Aucune trace de destruction soudaine n'a été décelée (guerre, pillage, incendie, séisme, etc…), ce pèlerinage dut simplement tomber peu à peu dans l'oubli alors que le christianisme s'imposait…

Les versants furent cultivés entre le Moyen-Âge et le conflit de 1914. Le rocher sous-jacent porte des traces de socs d'araires, rançon d'une épaisseur de terre assez fine (de 10 à 30 cm). Des chaufourniers6 établis près du portique et dans le temple brûlèrent nombre de leurs pierres. Des taillis d'épineux et des chênes envahirent la colline à son abandon. Des traces de charbonnières7 sont encore visibles sur les pentes.

LES RECHERCHES

Des érudits locaux firent des fouilles peu rigoureuses au début du XXème siècle.
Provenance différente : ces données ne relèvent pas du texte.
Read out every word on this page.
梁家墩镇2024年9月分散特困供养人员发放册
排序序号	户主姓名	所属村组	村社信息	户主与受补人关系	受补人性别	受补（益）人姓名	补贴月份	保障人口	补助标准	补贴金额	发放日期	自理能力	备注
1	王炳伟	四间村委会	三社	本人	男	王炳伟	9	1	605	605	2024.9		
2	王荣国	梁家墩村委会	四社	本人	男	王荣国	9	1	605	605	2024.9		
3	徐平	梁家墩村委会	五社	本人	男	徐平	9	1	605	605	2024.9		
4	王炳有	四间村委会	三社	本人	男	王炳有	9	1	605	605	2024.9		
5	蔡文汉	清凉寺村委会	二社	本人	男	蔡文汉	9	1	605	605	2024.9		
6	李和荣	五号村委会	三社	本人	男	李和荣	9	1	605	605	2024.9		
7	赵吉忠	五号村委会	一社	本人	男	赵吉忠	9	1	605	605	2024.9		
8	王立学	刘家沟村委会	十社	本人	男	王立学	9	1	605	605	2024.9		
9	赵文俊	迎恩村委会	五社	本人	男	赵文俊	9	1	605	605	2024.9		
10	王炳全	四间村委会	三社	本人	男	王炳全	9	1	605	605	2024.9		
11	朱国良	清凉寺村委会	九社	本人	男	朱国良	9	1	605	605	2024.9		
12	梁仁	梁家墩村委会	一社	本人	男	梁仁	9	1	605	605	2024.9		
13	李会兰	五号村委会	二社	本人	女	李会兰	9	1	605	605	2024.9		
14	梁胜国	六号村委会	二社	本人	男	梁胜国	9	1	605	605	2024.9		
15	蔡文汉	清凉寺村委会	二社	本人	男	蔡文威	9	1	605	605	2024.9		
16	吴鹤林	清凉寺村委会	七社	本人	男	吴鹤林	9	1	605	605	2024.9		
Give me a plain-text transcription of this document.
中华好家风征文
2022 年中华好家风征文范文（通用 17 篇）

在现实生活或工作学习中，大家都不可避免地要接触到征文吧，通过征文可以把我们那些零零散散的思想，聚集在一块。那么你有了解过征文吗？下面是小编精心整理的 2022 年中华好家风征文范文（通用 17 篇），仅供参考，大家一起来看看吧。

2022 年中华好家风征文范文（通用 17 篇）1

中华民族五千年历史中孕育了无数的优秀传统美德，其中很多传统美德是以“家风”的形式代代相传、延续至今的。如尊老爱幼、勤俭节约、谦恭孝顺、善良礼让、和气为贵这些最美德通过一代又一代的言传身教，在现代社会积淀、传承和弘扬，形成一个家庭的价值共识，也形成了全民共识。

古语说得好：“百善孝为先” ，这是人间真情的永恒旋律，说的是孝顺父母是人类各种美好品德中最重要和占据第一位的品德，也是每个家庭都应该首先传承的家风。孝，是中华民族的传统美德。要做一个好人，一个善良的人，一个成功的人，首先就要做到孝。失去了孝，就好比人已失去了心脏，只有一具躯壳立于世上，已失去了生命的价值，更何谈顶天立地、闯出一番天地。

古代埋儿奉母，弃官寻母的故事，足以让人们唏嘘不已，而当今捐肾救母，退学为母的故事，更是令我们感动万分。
Les murs étaient souvent éboulés, des milliers d'offrandes jonchaient le sol ou étaient peu enfouies : armes brisées, colliers, débris de poteries, miroirs, bracelets, médailles, balances, ex-voto, monnaies ibériques, gauloises et romaines, ainsi que 10 000 anneaux de bronze et des objets supposés être votifs… Un trésor de pièces romaines fut même trouvé en 1909.

Évacuer les petites offrandes fut toujours un souci dans les lieux de pèlerinage très fréquentés : un dépotoir un peu en dehors des enceintes fut mis à jour. Il abritait 16 000 lampes à huile en terre cuite (ci-dessus), 50 000 en englobant celles retrouvées brisées.

Le site fut déterré dans les années 1960, rapidement étudié, puis réenfoui et classé « réserve archéologique » afin que les générations futures de chercheurs analysent en détail son sous-sol à l'intérêt scientifique certain.

L'isolement de la colline, sa facilité d'accès et les détecteurs de métaux facilitant les fouilles sauvages, des trafiquants et des particuliers se sont certainement approprié beaucoup d'antiquités…

LES EXPOSITIONS

L'essentiel des trouvailles enrichit le musée d'Apt, mais le nombre répétitif et conséquent de certains objets a permis d'approvisionner d'autres musées régionaux : Grasse, Vachère, Marseille, Sault, Digne, Gap, Riez, Apt, le Vieil-Istres, Avignon et près de Paris, Saint-Germain-en-Laye.


1 ordre créé à Jérusalem vers 1080. Présent en Terre sainte, à Chypre, à Rhodes, et enfin à Malte avant son expulsion de l'île et
   sa dissolution par Bonaparte en 1798.2 vers 500 avant notre ère dans le midi de la France.
3 village fortifié, généralement installé sur une hauteur.4 sans liant comme le ciment, le mortier de chaux, etc…
5 pavée de pierres plates disposées en chant.6 exploitants de fours à chaux pour approvisionner les maçons.
7 ancienne méthode de cuisson du charbon de bois dans une meule demi-sphérique composée de bûches et recouverte d'argile.